Tide Water Talisman by Glynn Marsh Alam
(Momento Mori Mysteries, Avocet Press, Paperback, 237 pp., $12.95)
Reviewed by Mary Jane Ryals
Last week, a friend and I spent the morning on the Florida coast that writer Glynn Marsh Alam uses in her latest Luanne Fogarty mystery, Tide Water Talisman. The story sits somewhere along the north Florida coast. Alam herself says it's where the Ochlockonee, St. Marks and Apalachicola Rivers meet the salt water of the Gulf of Mexico.
My friend and I haunted a coastal restaurant which claimed “OPEN” on the sign, but was shut tight as a mason jar. We passed the River of Life, a five thousand square foot building that's a blow-up balloon looking church. We drove past miles of sabal palms mixed with sand oaks and tall pines, and we paid $2.50 for eggs, grits, toast at a tiny diner. We eavesdropped on dialogues like “You ever see ole Al?” and “I wasn't raised to leave nothing on the plate.” We even heard about an ancient Indian dugout that juts up out of the black mud on a certain local river at very low tides..
It's no wonder Alam has chosen such a place and characters to write from. Alam loves and thus understands the sacred and the profane of the rough, spirited people who have lived on this part of the gulf for at least a century. Alam opens the story and pulls you right in, the way the sabal palms and experts on grits eating can.
Because of the way she captures place and character, it's also no wonder she won the Florida Book Awards Gold Medal for Popular Fiction with Moon Water Madness, the seventh book in this series. In Tide Water Talisman, narrator Luanne's first words admit, “I hate death in any form.” She plucks a twangy north Florida start with, “It leaves a hole like when a trusty old fence post is jerked from the ground."
From here, you're pulled into the mystery. Luanne, linguistics professor and adjunct scuba diver for the local sheriff's department is boat-riding with the ancient Cajun salty dog Dorian Pasquin and hefty-hipped “Mama” who owns the restaurant “Mama's Place.” They're delivering an espresso maker to a new restaurant owner, but along the way Pasquin discovers that his old buddy Jimpson has gone missing. Next, two sheriff's boats cruise up and retrieve a group of men from the nearby forest carrying “a stretcher with something covered in black.” Luanne says “it didn't take much to realize it was a body."
The rag tag refugees” from the Katrina hurricane have decided to rebuild their lives where they landed, making a brave new start with their businesses at the old Heavenly Motel and living at a nearby fish camp. This group includes an old Vietnam vet trying for peace as a junk store owner and a fortune teller who “accidentally” predicts the death of a fisherman. She and her husband from “up north” seem to have no past, but stake a claim wherever they can. Another character, a woman with a heavy-drinking husband, is determined to start her own restaurant despite him.

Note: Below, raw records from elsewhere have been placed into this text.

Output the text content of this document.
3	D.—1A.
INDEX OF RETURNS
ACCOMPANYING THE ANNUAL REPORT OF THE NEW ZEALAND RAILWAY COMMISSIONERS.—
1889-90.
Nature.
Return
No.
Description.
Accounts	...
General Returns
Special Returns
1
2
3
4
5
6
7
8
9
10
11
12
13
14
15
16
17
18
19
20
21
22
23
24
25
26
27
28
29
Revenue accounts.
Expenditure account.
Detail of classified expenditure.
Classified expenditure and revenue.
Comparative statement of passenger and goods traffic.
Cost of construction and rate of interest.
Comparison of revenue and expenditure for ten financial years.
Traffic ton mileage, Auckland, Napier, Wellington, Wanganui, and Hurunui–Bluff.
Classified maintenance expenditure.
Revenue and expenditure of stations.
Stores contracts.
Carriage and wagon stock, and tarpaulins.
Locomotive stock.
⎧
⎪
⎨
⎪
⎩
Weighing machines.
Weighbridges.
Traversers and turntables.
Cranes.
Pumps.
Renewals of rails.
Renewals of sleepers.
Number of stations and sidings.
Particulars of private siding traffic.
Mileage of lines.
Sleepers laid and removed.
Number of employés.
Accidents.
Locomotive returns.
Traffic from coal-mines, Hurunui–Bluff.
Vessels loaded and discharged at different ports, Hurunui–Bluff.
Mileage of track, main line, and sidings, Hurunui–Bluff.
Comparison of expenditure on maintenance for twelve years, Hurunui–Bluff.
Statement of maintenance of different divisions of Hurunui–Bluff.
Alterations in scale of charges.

Also, there's a faux new-agey woman with a crystal shop, a fat private eye and a seducer of women, all of whom seem not to want to reveal their pasts, and provide plenty of whodunit intrigue as well as laughs. Alam balances tragedy and comic reality nicely, and she seems to be having great fun with the new age hooey in this novel without discounting a sense of how mysterious humans really are and what makes them tick.
Meanwhile, quiet solver of many gulf mysteries Luanne and her boyfriend, the sheriff's deputy Vernon Drake, have to set up camp at the travel trailer park by the Heavenly Motel. Around them all the characters broil and tumble and drink and have secret lovers and former business partners and the stuff that haunts them.
We're always driven to find out what really gives here. Yet it's the full rich characters with their dramas and troubles that win our hearts. Alam does a wonderful job of placing us inside the lives of the displaced persons from the Katrina trauma. With a big heart, this writer also gives a nod in her author's note to the folks who work on the gulf who have seen yet another anguish in the BP oil spill this summer. Tide Water Talisman was written beforehand, but Alam has not forgotten them. We'll see what's next from her on oil spills and murders on the Forgotten Coast.
Mary Jane Ryals, teaches business communication at Florida State University and is Poet Laureate of the Big Bend of Florida. Her novel Cookie and Me and her poetry collection The Moving Waters are published by Kitsune Books. She's working on a novel set in the north Florida gulf coast.